La malédiction d'Edgar / Marc Dugain
le récit commence par un prologue dans lequel un premier narrateur, visiblement écrivain rencontre une éditrice pour évoquer le cas d'un manuscrit que la maison d'édition a acquis et dont lui l'écrivain va devenir possesseur. Ce manuscrit dont l'authenticité est mise en doute, écrit de la main d'un certain Clyde Tolson, membre du FBI à partir de 1928, se situe entre la biographie historique et la confession personnelle évoquant sa relation avec Edgar Hoover patron du FBI de 1924 à 1972. le contenu du manuscrit couvrant la période allant de 1932 à 1972 constitue la substance de ce roman. Faux ou authentique, peu importe. Et puis la prétendue objectivité d'un mémorialiste est aussi nuisible à la vérité que l'intention de falsifier des faits.
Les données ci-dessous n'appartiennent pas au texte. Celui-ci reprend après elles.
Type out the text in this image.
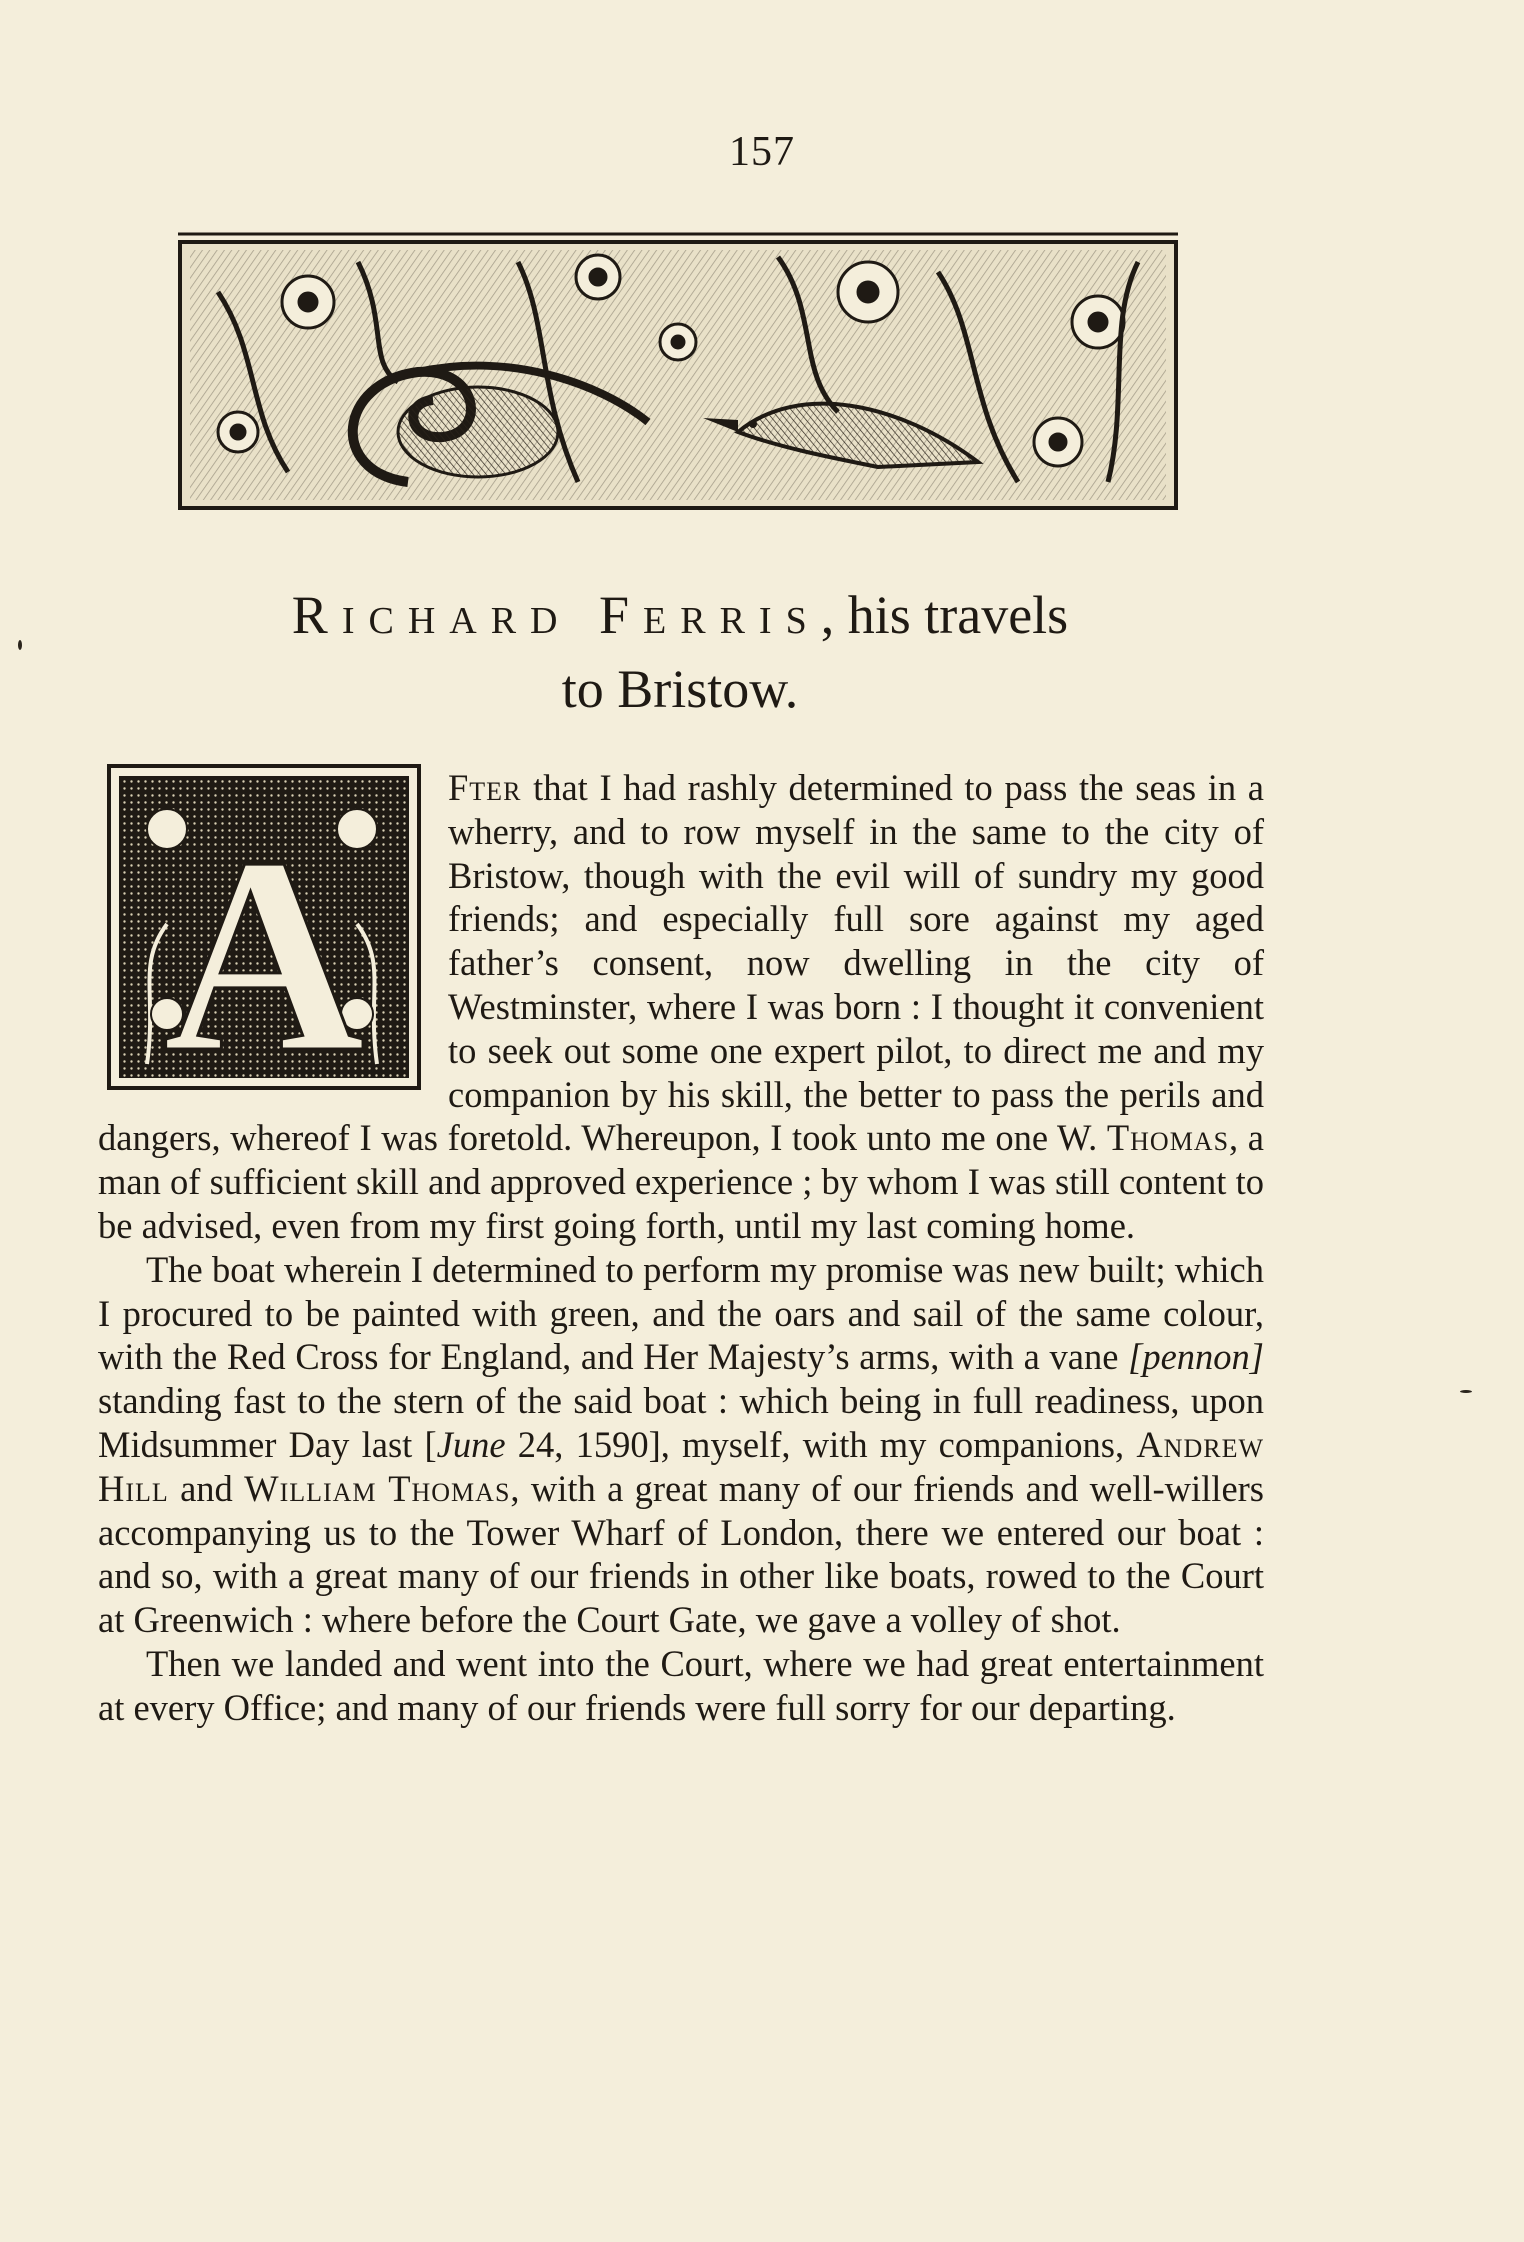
157
Richard Ferris, his travels
to Bristow.
A

Fter that I had rashly determined to pass the seas in a wherry, and to row myself in the same to the city of Bristow, though with the evil will of sundry my good friends; and especially full sore against my aged father’s consent, now dwelling in the city of Westminster, where I was born : I thought it convenient to seek out some one expert pilot, to direct me and my companion by his skill, the better to pass the perils and dangers, whereof I was foretold. Whereupon, I took unto me one W. Thomas, a man of sufficient skill and approved experience ; by whom I was still content to be advised, even from my first going forth, until my last coming home.

The boat wherein I determined to perform my promise was new built; which I procured to be painted with green, and the oars and sail of the same colour, with the Red Cross for England, and Her Majesty’s arms, with a vane [pennon] standing fast to the stern of the said boat : which being in full readiness, upon Midsummer Day last [June 24, 1590], myself, with my companions, Andrew Hill and William Thomas, with a great many of our friends and well-willers accompanying us to the Tower Wharf of London, there we entered our boat : and so, with a great many of our friends in other like boats, rowed to the Court at Greenwich : where before the Court Gate, we gave a volley of shot.

Then we landed and went into the Court, where we had great entertainment at every Office; and many of our friends were full sorry for our departing.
le premier personnage évoqué par Clyde Tolson est Joseph Patrick Kennedy, appelé Joe, un homme né en 1888 qui a fait fortune dans les années 30 dans divers domaines. Marié à Rose Fitzgerald, fille de John Francis Fitzgerald (1863-1950) maire de Boston et de Josephine Hannon (1865-1964), il eut 9 enfants dont le puîné fut John Fitzgerald Kennedy dit Jack, né en 1917.
Joe personnage charismatique se comportant comme une légende vivante, soutint Franklin Delano Roosevelt pour l'élection de 1932 puis 1936. Considéré comme un génie en affaires, aimant l'argent et les femmes, il était vu comme un abruti en politique. Il fut nommé ambassadeur en Grande Bretagne en 1938 après avoir été un des piliers des grandes réformes de Roosevelt dans le domaine de la finance. Ses ambitions présidentielles pour succéder à Roosevelt ne connurent pas leur aboutissement.
La suite parle du pouvoir d'Edgar Hoover pour qui son ami Tolson aurait bien vu un destin présidentiel. Mais manquant d'assise, d'influence et de moyens financiers, il préféra le pouvoir de faire ou de défaire un président, nuire à ou favoriser une élection, barrer la route à un candidat. Il fera tout pour empêcher Joe de succéder à Roosevelt, barrer la route à ce catholique irlandais intrus au milieu des WASP. Roosevelt pouvait compter sur Edgar pour faire pression sur la presse et mettre en place des écoutes téléphoniques. Il devint ainsi l'unique mesure de la pertinence morale et politique durant près d'un demi siècle.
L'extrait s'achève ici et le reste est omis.